(12p) Harnessing Diverse Microorganisms for Biochemical Production

Biochemical production of compounds offers advantages over conventional synthesis due to the high specificity and diversity of biological catalysts, reactions occurring under labile conditions, and the use of renewable substrates. Metabolic engineering of microbes has primarily focused on modifying the model organisms E. coli and S. cerevisiae due to their fast and robust growth on inexpensive fermentation broths and the wealth of genetic tools available to them. Heterologous pathway addition in these platform hosts has had mixed success, often with natural producers reaching higher titers due to improper recombinant enzyme folding and regulation. Additionally, other traits should be considered before selecting a production host, such as substrate utilization, endogenous pathways, product toxicity, secretion of product or enzymes, growth temperature, susceptibility to contamination, pathogenicity of host, and growth environment. These factors have led to the development of alternative hosts for chemical production, including C. glutamicum (amino acid synthesis), Synechocystis sp. (CO₂ autotroph), C. thermocellum (consolidated biomass processing), and B. subtilis (GRAS certified, carotenoids, protein secretion), just to name a few. Further, advances in synthetic biology and â??omics techniques have enabled the rapid modification and characterization of microbes. Our laboratory will use these methods and develop additional tools to harness the diversity of microorganisms for biochemical production. Specifically, we aim to 1) engineer organisms that are uniquely tolerant to reaction conditions, 2) use protein engineering and synthetic biology tools to enhance enzyme production and regulation in these hosts, and 3) discover novel pathways and organisms through bioprospecting to expand the range of chemicals to be synthesized and traits to be selected from.

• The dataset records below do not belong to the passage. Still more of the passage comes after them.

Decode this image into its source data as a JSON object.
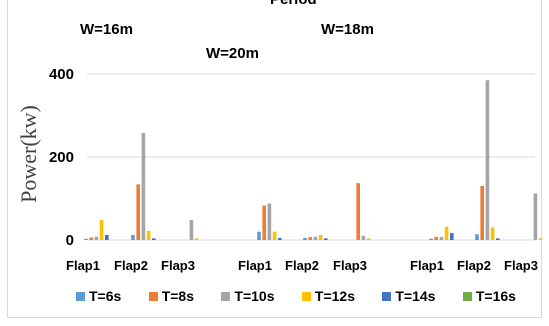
{
  "chart_data": {
    "type": "bar",
    "title": "Period",
    "ylabel": "Power(kw)",
    "ylim": [
      0,
      400
    ],
    "yticks": [
      "0",
      "200",
      "400"
    ],
    "group_labels": [
      "W=16m",
      "W=20m",
      "W=18m"
    ],
    "groups": [
      {
        "label": "W=16m",
        "categories": [
          "Flap1",
          "Flap2",
          "Flap3"
        ]
      },
      {
        "label": "W=20m",
        "categories": [
          "Flap1",
          "Flap2",
          "Flap3"
        ]
      },
      {
        "label": "W=18m",
        "categories": [
          "Flap1",
          "Flap2",
          "Flap3"
        ]
      }
    ],
    "series": [
      {
        "name": "T=6s",
        "color": "#5B9BD5",
        "values": [
          3,
          12,
          0,
          20,
          5,
          0,
          3,
          14,
          0
        ]
      },
      {
        "name": "T=8s",
        "color": "#ED7D31",
        "values": [
          6,
          134,
          0,
          83,
          7,
          137,
          7,
          130,
          0
        ]
      },
      {
        "name": "T=10s",
        "color": "#A5A5A5",
        "values": [
          8,
          258,
          48,
          88,
          8,
          10,
          7,
          385,
          112
        ]
      },
      {
        "name": "T=12s",
        "color": "#FFC000",
        "values": [
          48,
          22,
          4,
          20,
          12,
          4,
          32,
          30,
          4
        ]
      },
      {
        "name": "T=14s",
        "color": "#4472C4",
        "values": [
          12,
          4,
          0,
          5,
          4,
          0,
          17,
          4,
          0
        ]
      },
      {
        "name": "T=16s",
        "color": "#70AD47",
        "values": [
          0,
          0,
          0,
          0,
          0,
          0,
          0,
          0,
          0
        ]
      }
    ]
  }
}
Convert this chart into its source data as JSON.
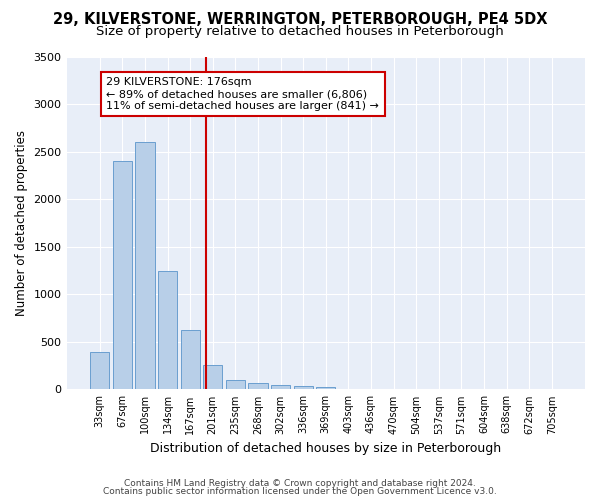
{
  "title1": "29, KILVERSTONE, WERRINGTON, PETERBOROUGH, PE4 5DX",
  "title2": "Size of property relative to detached houses in Peterborough",
  "xlabel": "Distribution of detached houses by size in Peterborough",
  "ylabel": "Number of detached properties",
  "categories": [
    "33sqm",
    "67sqm",
    "100sqm",
    "134sqm",
    "167sqm",
    "201sqm",
    "235sqm",
    "268sqm",
    "302sqm",
    "336sqm",
    "369sqm",
    "403sqm",
    "436sqm",
    "470sqm",
    "504sqm",
    "537sqm",
    "571sqm",
    "604sqm",
    "638sqm",
    "672sqm",
    "705sqm"
  ],
  "values": [
    390,
    2400,
    2600,
    1250,
    620,
    260,
    100,
    65,
    50,
    35,
    25,
    0,
    0,
    0,
    0,
    0,
    0,
    0,
    0,
    0,
    0
  ],
  "bar_color": "#b8cfe8",
  "bar_edge_color": "#6a9fd0",
  "vline_color": "#cc0000",
  "annotation_text": "29 KILVERSTONE: 176sqm\n← 89% of detached houses are smaller (6,806)\n11% of semi-detached houses are larger (841) →",
  "annotation_box_color": "#ffffff",
  "annotation_box_edge": "#cc0000",
  "ylim": [
    0,
    3500
  ],
  "yticks": [
    0,
    500,
    1000,
    1500,
    2000,
    2500,
    3000,
    3500
  ],
  "background_color": "#e8eef8",
  "footer1": "Contains HM Land Registry data © Crown copyright and database right 2024.",
  "footer2": "Contains public sector information licensed under the Open Government Licence v3.0.",
  "title_fontsize": 10.5,
  "subtitle_fontsize": 9.5,
  "vline_pos": 4.72
}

Product toxicity and removal are two long-standing challenges to bioprocess engineering. Co-solvent culturing aims to alleviate both problems by stripping off products as they are generated, sequestering them from the organism and eliminating them from further conversion. We plan to use sustainable solvents and organisms that grow under these unique reaction conditions to produce compounds of interest, such as aldehydes and alkanes, that are highly toxic to cells and have high volatility. In addition to conventional metabolic engineering to increase biochemical production, we will develop new tools to enhance enzyme expression and create gene knockouts in non-model organisms. In particular, we will develop protein-folding reporters to assess and enhance heterologous enzyme stability in non-model hosts. Combinatorial libraries and metabolic flux analysis will be used to balance enzyme expression. CRISPR-based tools will be created for gene editing and chromosomal integration of pathways. Our lab will seek to not only modify organisms that have already been cultured, but to discover new hosts from environmental samples with unique characteristics to enhance biochemical production. Through sequencing and annotation of pools of organisms from specific environments, we hope to find novel enzymes for both production and remediation of compounds of interest. We aim to study the mechanisms that give rise to the unique traits in these organisms to further improve them for specific processes or transfer them to other species of interest. Through this work, we hope to create a set of design rules for utilizing microbes for chemical production as well as put together a pipeline of methods that is needed to systematically discover, characterize and engineer an organism of interest.

Teaching Interests:

I hope to use teaching of courses such as kinetics, separations, control theory and bioprocess engineering as well as outreach with high school students and teachers to share and further develop our study of biochemical engineering of microorganisms. Additionally, I plan to develop new courses focused around hand-on design of biological systems and implement team-based projects in classes I teach.